Hatte ich als Hippie Pauschalreisende mitleidig belächelt, so änderte sich das schlagartig, als ich meine Reiseleiterkarriere begann. Ich fuhr mit der Touri-Truppe durch Rajasthan. Und muss gestehen, nie zuvor innerhalb so kurzer Zeit so viel gesehen zu haben. Überall stand der Bus bereit, ich wohnte in Top-Hotels und alles war super organisiert, sodass man sich dem eigentlichen Zweck einer Reise widmen konnte: Dem Schauen und Reisen! Und statt Dauerdünnschiss litt ich an Verstopfung! Die lokalen Partner, die Busfahrer und Hotelangestellten, waren sehr nette Leute – ganz anders als jene Schlepper und Gauner, mit denen man als Traveller zu tun hatte: Die für mich so wichtigen vermeintlichen ‚Kontakte’ zu Einheimischen! Und sie konnten passabel Englisch, wussten über ihr Land Bescheid. Und plötzlich fiel es mir wie Schuppen aus den Haaren: Ich war fast zwanzig Jahre lang einer Fata Morgana nachgerannt!
‚Ankommen‘ in der Fremde
Ich war selten damit zufrieden, einfach nur irgendwo hinzufahren. Ich wollte mehr! Wollte in die Kultur der Länder eintauchen, sie verstehen! Einer der Wege dorthin war das Erlernen von Sprachen. Englisch ist natürlich Voraussetzung, um sich überhaupt
unterwegs verständigen zu können. Daneben versuchte ich mich an drei exotischen Sprachen: Tamilisch, Indonesisch und Burmesisch. Mehr oder weniger erfolgreich. Neben der Sprache gibt es natürlich auch andere Wege zum Verständnis fremder Kulturen (wobei Sprachkenntnisse auch in dieser Hinsicht von großem Nutzen sind).
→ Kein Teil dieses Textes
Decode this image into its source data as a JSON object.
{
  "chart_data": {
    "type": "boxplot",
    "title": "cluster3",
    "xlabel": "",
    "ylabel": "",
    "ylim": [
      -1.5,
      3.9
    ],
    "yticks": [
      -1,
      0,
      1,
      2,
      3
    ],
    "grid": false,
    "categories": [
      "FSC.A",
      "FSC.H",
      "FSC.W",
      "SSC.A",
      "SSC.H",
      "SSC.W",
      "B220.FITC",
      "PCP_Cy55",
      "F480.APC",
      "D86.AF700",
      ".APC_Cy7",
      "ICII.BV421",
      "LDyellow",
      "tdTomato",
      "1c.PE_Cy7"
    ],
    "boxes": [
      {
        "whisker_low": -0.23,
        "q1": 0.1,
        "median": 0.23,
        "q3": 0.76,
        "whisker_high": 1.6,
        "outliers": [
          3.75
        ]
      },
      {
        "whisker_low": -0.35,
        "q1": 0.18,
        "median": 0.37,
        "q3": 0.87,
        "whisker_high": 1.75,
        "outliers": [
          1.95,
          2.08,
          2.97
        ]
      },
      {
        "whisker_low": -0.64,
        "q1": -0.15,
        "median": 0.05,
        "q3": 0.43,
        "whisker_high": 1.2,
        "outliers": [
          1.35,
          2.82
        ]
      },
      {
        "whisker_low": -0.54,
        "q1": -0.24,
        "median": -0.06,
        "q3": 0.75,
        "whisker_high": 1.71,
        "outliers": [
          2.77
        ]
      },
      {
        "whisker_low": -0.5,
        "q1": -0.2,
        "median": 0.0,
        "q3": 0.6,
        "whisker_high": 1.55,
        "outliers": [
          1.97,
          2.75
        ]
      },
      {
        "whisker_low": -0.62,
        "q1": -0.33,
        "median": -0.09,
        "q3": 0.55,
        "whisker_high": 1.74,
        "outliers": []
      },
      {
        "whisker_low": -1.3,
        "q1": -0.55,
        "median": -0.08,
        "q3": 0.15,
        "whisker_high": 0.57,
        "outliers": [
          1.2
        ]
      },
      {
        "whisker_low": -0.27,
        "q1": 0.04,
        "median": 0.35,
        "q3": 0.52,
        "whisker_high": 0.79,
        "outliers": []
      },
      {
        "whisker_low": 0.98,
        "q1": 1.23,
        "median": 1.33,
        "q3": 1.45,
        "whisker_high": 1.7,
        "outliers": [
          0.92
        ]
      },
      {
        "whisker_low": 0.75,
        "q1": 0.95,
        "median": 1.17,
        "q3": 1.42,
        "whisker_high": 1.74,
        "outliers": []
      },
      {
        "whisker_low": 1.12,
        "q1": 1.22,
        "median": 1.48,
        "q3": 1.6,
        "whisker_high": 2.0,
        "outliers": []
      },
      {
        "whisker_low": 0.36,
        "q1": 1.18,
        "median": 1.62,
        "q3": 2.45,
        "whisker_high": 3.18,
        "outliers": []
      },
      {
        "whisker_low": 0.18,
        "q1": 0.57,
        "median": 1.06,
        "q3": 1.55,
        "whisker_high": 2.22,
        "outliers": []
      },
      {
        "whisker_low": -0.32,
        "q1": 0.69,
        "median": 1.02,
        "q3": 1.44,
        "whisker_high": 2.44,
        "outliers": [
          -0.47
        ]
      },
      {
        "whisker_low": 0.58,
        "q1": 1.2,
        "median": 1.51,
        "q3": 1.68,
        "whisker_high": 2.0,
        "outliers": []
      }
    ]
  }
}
Da wären z. B. die Religion und die schönen Künste zu nennen. Ich benutze immer gern das Bild einer Arena mit mehreren Eingängen: Einer heißt z. B. Religion, ein anderer Sprache, wieder ein anderer Musik. Egal, welchen Eingang man benutzt, am Ende kommt man ins Zentrum. Und das bedeutet in Asien in den meisten Fällen – Religion! Mein Eingang hieß – Theater! Genauer gesagt: Figurentheater! Dabei spielte der Zufall eine wichtige Rolle. Ich begann in Berlin einen Handel mit Theaterfiguren aus Asien. Am Ende stand eine Dissertation über das burmesische Marionettentheater. Viele Theaterwissenschaftler vertreten die Ansicht, dass sich das Theater aus dem Totenkult entwickelt hat. Dieser Zusammenhang ist im modernen westlichen Theater weitgehend verloren gegangen. Abgesehen davon vielleicht, dass viele Vorstellungen zum Sterben langweilig sind. Zumindest für mich! Neben meiner Spezialdisziplin, dem burmesischen Marionettentheater, habe ich mich intensiv mit dem Figurentheater Indonesiens beschäftigt, das einen großen Reichtum an Formen aufweist. Allein in Java gibt es neben dem berühmten Schattentheater (wayang kulit) noch etliche weitere Formen: Das Stabpuppentheater (wayang golek), das wayang klitik (gespielt mit flachen Holzfiguren) oder das wayang beber in denen Geschichten auf Rollbildern dargestellt werden. Auf anderen Inseln (wie z. B. Bali oder Lombok) gibt es regionale Sonderformen, die sich von den javanischen Vorbildern deutlich unterscheiden. Bei den indonesischen Theaterformen mit menschlichen Darstellern (wayang orang, wayang wong) lässt sich – nach meiner Ansicht – eine Entwicklungskette verfolgen, die von den tau taus der Torajas in Sulawesi über die si gale gale der Batak und das Maskentheater wayang topeng bis hin zu den genannten klassischen Tanztheaterformen führt.